PURPOSE: Head and neck rhabdomyosarcoma (HNRMS) survivors are at increased risk of developing pituitary dysfunction as an adverse event of radiotherapy. Our aim was to investigate the frequency and risk factors for pituitary dysfunction in these survivors. Secondly, we aimed to compare the prevalence of pituitary dysfunction between survivors treated with external beam radiation therapy (EBRT) and survivors treated with the ablative surgery, moulage technique after loading brachytherapy, and surgical reconstruction (AMORE) procedure.

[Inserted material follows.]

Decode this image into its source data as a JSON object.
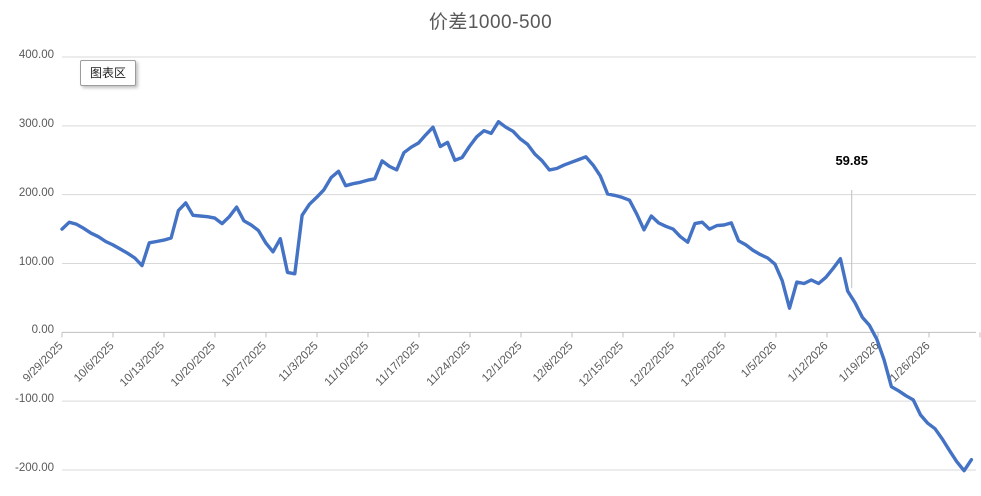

METHODS: Eighty HNRMS survivors treated in London (EBRT based) and Amsterdam (AMORE based: AMORE if feasible, otherwise EBRT) in the period 1990-2010 and alive ≥ 2 years post-treatment were evaluated. Survivors were evaluated in multidisciplinary late-effects clinics, with measurement of linear growth, determination of thyroid function, and growth hormone parameters. Additional data, such as baseline characteristics, anthropometrics, pubertal stage, and the results of additional laboratory investigations, were retrieved from patient charts. RESULTS:Pituitary dysfunction was diagnosed in 24 in 80 (30%) survivors, after a median follow-up time of 11 years. Median time to develop pituitary dysfunction after HNRMS diagnosis was 3.0 years. Risk factors were EBRT-based therapy (odds ratio [OR] 2.06; 95% confidence interval [CI] 1.79-2.46), parameningeal tumour site (OR 1.83; 95% CI 1.60-2.17) and embryonal RMS histology (OR 1.49; 95% CI 1.19-1.90). CONCLUSIONS: Radiotherapy used for the treatment of HNRMS confers a significant risk of the development of pituitary dysfunction. AMORE-based treatment in children with HNRMS resulted in less pituitary dysfunction than treatment with conventional EBRT. Our findings underscore the importance of routine early endocrine follow-up in this specific population.